Erzsi menyingkirkan piring-piring ke tepian meja. Ia sedikit mencondongkan badannya, kedua tangannya dilipat rapi di atas meja. Ia mengamati mata Gilbert; api yang tak pernah mati di dalam sana. Bara yang tak bisa lekang dimakan usia. Nyala itu pernah terlalu terang pada suatu masa, tetapi meredup dan menggelap seperti darah di masa lain, tetapi sekarang api itu matang, bercahaya senja tetapi bijak. Erzsi lebih menyukai yang menyala-nyala seperti api marah, sebenarnya, tetapi begitu menyejukkan melihat versi yang ini.

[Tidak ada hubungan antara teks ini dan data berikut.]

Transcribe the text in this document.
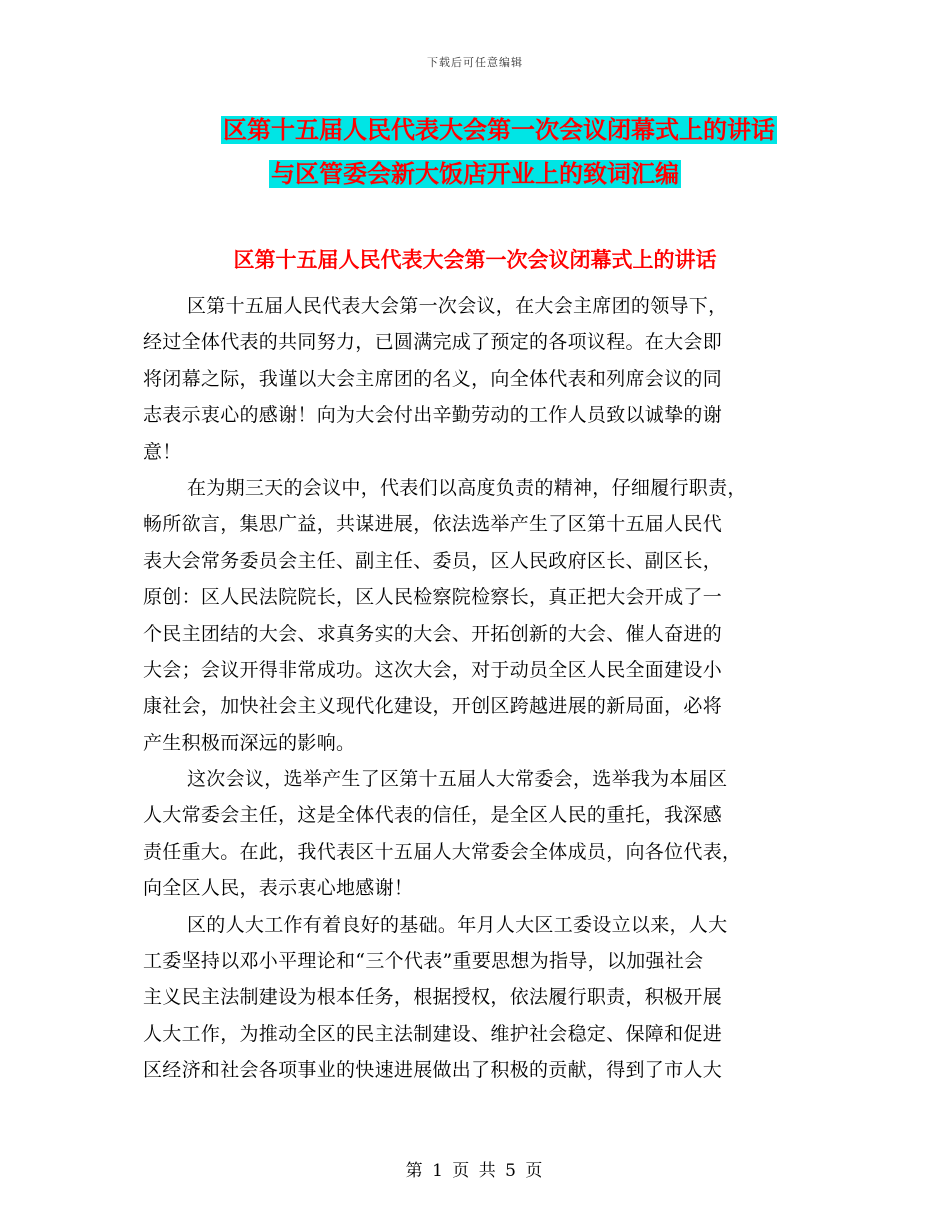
下载后可任意编辑
区第十五届人民代表大会第一次会议闭幕式上的讲话
与区管委会新大饭店开业上的致词汇编
区第十五届人民代表大会第一次会议闭幕式上的讲话
区第十五届人民代表大会第一次会议，在大会主席团的领导下，
经过全体代表的共同努力，已圆满完成了预定的各项议程。在大会即
将闭幕之际，我谨以大会主席团的名义，向全体代表和列席会议的同
志表示衷心的感谢！向为大会付出辛勤劳动的工作人员致以诚挚的谢
意！
在为期三天的会议中，代表们以高度负责的精神，仔细履行职责，
畅所欲言，集思广益，共谋进展，依法选举产生了区第十五届人民代
表大会常务委员会主任、副主任、委员，区人民政府区长、副区长，
原创：区人民法院院长，区人民检察院检察长，真正把大会开成了一
个民主团结的大会、求真务实的大会、开拓创新的大会、催人奋进的
大会；会议开得非常成功。这次大会，对于动员全区人民全面建设小
康社会，加快社会主义现代化建设，开创区跨越进展的新局面，必将
产生积极而深远的影响。
这次会议，选举产生了区第十五届人大常委会，选举我为本届区
人大常委会主任，这是全体代表的信任，是全区人民的重托，我深感
责任重大。在此，我代表区十五届人大常委会全体成员，向各位代表，
向全区人民，表示衷心地感谢！
区的人大工作有着良好的基础。年月人大区工委设立以来，人大
工委坚持以邓小平理论和“三个代表”重要思想为指导，以加强社会
主义民主法制建设为根本任务，根据授权，依法履行职责，积极开展
人大工作，为推动全区的民主法制建设、维护社会稳定、保障和促进
区经济和社会各项事业的快速进展做出了积极的贡献，得到了市人大
第 1 页 共 5 页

"Aku tahu aku sudah jadi payah soal perang, pembahasan aksi represif, perkelahian, tetapi aku lebih tidak paham lagi mengapa aku yang diundang untuk pertemuan itu, dan bukan Ludwig." Gilbert menggeleng-geleng, seakan-akan ia dihipnotis, dan baru saja menumpahkan segalanya hanya dengan pengaruh tatapan Erzsi.

"Mungkin yang kali ini tidak memberimu ruang untuk berargumen, tetapi mungkin saja kau baru saja mendapatkan sesuatu."

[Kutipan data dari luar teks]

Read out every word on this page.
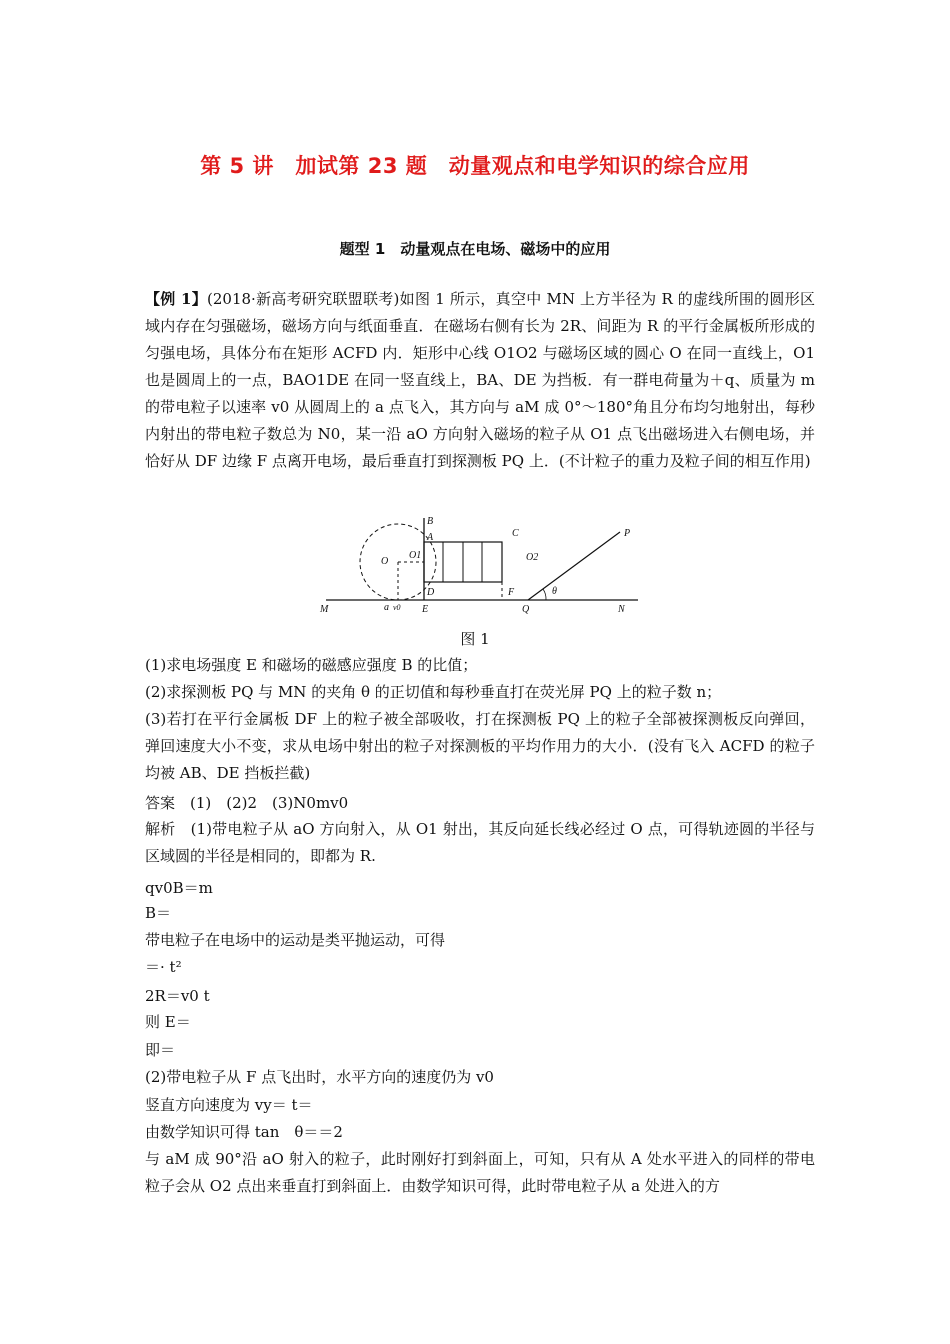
第 5 讲　加试第 23 题　动量观点和电学知识的综合应用
题型 1　动量观点在电场、磁场中的应用
【例 1】(2018·新高考研究联盟联考)如图 1 所示，真空中 MN 上方半径为 R 的虚线所围的圆形区域内存在匀强磁场，磁场方向与纸面垂直．在磁场右侧有长为 2R、间距为 R 的平行金属板所形成的匀强电场，具体分布在矩形 ACFD 内．矩形中心线 O1O2 与磁场区域的圆心 O 在同一直线上，O1 也是圆周上的一点，BAO1DE 在同一竖直线上，BA、DE 为挡板．有一群电荷量为＋q、质量为 m 的带电粒子以速率 v0 从圆周上的 a 点飞入，其方向与 aM 成 0°～180°角且分布均匀地射出，每秒内射出的带电粒子数总为 N0，某一沿 aO 方向射入磁场的粒子从 O1 点飞出磁场进入右侧电场，并恰好从 DF 边缘 F 点离开电场，最后垂直打到探测板 PQ 上．(不计粒子的重力及粒子间的相互作用)
B
A	C
O
O1	O2
D	F
P
θ
M	a v0 E	Q	N
图 1
(1)求电场强度 E 和磁场的磁感应强度 B 的比值；
(2)求探测板 PQ 与 MN 的夹角 θ 的正切值和每秒垂直打在荧光屏 PQ 上的粒子数 n；
(3)若打在平行金属板 DF 上的粒子被全部吸收，打在探测板 PQ 上的粒子全部被探测板反向弹回，弹回速度大小不变，求从电场中射出的粒子对探测板的平均作用力的大小．(没有飞入 ACFD 的粒子均被 AB、DE 挡板拦截)
答案　(1)　(2)2　(3)N0mv0
解析　(1)带电粒子从 aO 方向射入，从 O1 射出，其反向延长线必经过 O 点，可得轨迹圆的半径与区域圆的半径是相同的，即都为 R.
qv0B＝m
B＝
带电粒子在电场中的运动是类平抛运动，可得
＝· t²
2R＝v0 t
则 E＝
即＝
(2)带电粒子从 F 点飞出时，水平方向的速度仍为 v0
竖直方向速度为 vy＝ t＝
由数学知识可得 tan　θ＝＝2
与 aM 成 90°沿 aO 射入的粒子，此时刚好打到斜面上，可知，只有从 A 处水平进入的同样的带电粒子会从 O2 点出来垂直打到斜面上．由数学知识可得，此时带电粒子从 a 处进入的方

"Hah. Mana kutahu, lah. Aku bosan mencari makna. Dan, Erzsi, aku hanya mengatakan ini padamu. Jangan bilang siapapun."

Erzsi terkekeh. "Aku tahu."

Alis Gilbert bergerak. "Dan kau berpikir aku sudah baik-baik saja?"

Erzsi menotol-notol ujung hidung Gilbert. "Merupakan suatu perkara yang rumit untuk memutuskan apakah kau baik-baik saja atau tidak, tetapi yang penting kau bertahan. Sesuatu yang telah kaulakukan berdekade-dekade lamanya. Teruslah seperti itu."

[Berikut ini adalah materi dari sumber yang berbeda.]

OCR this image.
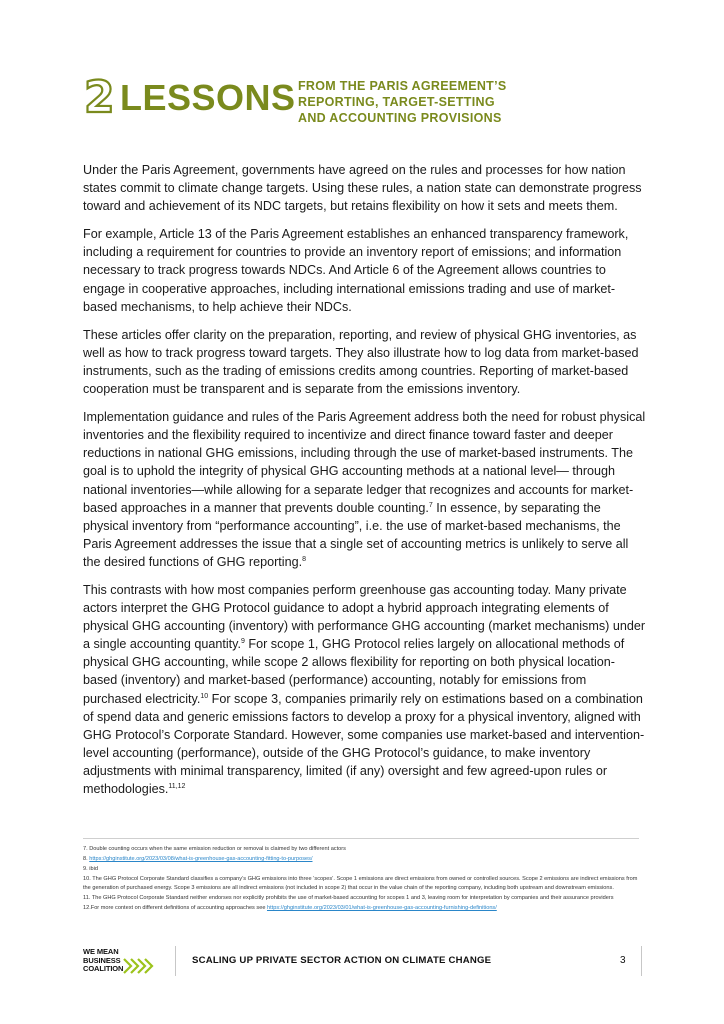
2 LESSONS FROM THE PARIS AGREEMENT’S
REPORTING, TARGET-SETTING
AND ACCOUNTING PROVISIONS

Under the Paris Agreement, governments have agreed on the rules and processes for how nation states commit to climate change targets. Using these rules, a nation state can demonstrate progress toward and achievement of its NDC targets, but retains flexibility on how it sets and meets them.

For example, Article 13 of the Paris Agreement establishes an enhanced transparency framework, including a requirement for countries to provide an inventory report of emissions; and information necessary to track progress towards NDCs. And Article 6 of the Agreement allows countries to engage in cooperative approaches, including international emissions trading and use of market-based mechanisms, to help achieve their NDCs.

These articles offer clarity on the preparation, reporting, and review of physical GHG inventories, as well as how to track progress toward targets. They also illustrate how to log data from market-based instruments, such as the trading of emissions credits among countries. Reporting of market-based cooperation must be transparent and is separate from the emissions inventory.

Implementation guidance and rules of the Paris Agreement address both the need for robust physical inventories and the flexibility required to incentivize and direct finance toward faster and deeper reductions in national GHG emissions, including through the use of market-based instruments. The goal is to uphold the integrity of physical GHG accounting methods at a national level— through national inventories—while allowing for a separate ledger that recognizes and accounts for market-based approaches in a manner that prevents double counting.$^7$ In essence, by separating the physical inventory from “performance accounting”, i.e. the use of market-based mechanisms, the Paris Agreement addresses the issue that a single set of accounting metrics is unlikely to serve all the desired functions of GHG reporting.$^8$

This contrasts with how most companies perform greenhouse gas accounting today. Many private actors interpret the GHG Protocol guidance to adopt a hybrid approach integrating elements of physical GHG accounting (inventory) with performance GHG accounting (market mechanisms) under a single accounting quantity.$^9$ For scope 1, GHG Protocol relies largely on allocational methods of physical GHG accounting, while scope 2 allows flexibility for reporting on both physical location-based (inventory) and market-based (performance) accounting, notably for emissions from purchased electricity.$^{10}$ For scope 3, companies primarily rely on estimations based on a combination of spend data and generic emissions factors to develop a proxy for a physical inventory, aligned with GHG Protocol’s Corporate Standard. However, some companies use market-based and intervention-level accounting (performance), outside of the GHG Protocol’s guidance, to make inventory adjustments with minimal transparency, limited (if any) oversight and few agreed-upon rules or methodologies.$^{11,12}$

7. Double counting occurs when the same emission reduction or removal is claimed by two different actors
8. https://ghginstitute.org/2023/03/08/what-is-greenhouse-gas-accounting-fitting-to-purposes/
9. ibid
10. The GHG Protocol Corporate Standard classifies a company’s GHG emissions into three ‘scopes’. Scope 1 emissions are direct emissions from owned or controlled sources. Scope 2 emissions are indirect emissions from the generation of purchased energy. Scope 3 emissions are all indirect emissions (not included in scope 2) that occur in the value chain of the reporting company, including both upstream and downstream emissions.
11. The GHG Protocol Corporate Standard neither endorses nor explicitly prohibits the use of market-based accounting for scopes 1 and 3, leaving room for interpretation by companies and their assurance providers
12.For more context on different definitions of accounting approaches see https://ghginstitute.org/2023/03/01/what-is-greenhouse-gas-accounting-furnishing-definitions/
WE MEAN
BUSINESS
COALITION
SCALING UP PRIVATE SECTOR ACTION ON CLIMATE CHANGE	3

Gilbert menangkap jari Erzsi, kemudian menepisnya, menjadikan ia dengan mudahnya mencium Erzsi tanpa ada penghalang. "Aku selalu ingin marah saat kau berkata-kata seperti itu. Seolah-olah cuma kau yang menjadi tongkatku bertahan hidup. Seolah cuma kata-katamu yang bisa mendukungku."

"Anggap saja seperti itu, untuk saat ini. Maaf, Ludwig, yang sekarang mungkin masih berada di hotel, aku tidak bermaksud mengabaikanmu."

Gilbert membiarkan tawa renyah Erzsi menguap di udara. Selalu butuh waktu untuk tetap baik-baik saja; tetapi kau selalu bisa mengikuti cara dunia berjalan dan arus-arus yang diciptakan orang-orang di sekitar.

(Ia merangkul bahu Erzsi saat mereka berjalan kembali menuju mobil. Apa rencana kita berikutnya? Oh, menyeberang ke Pulau Liberty dengan ferri saat berbaju formal begini, kenapa tidak?)

end.


.

a/n: bad choice for the title, i know.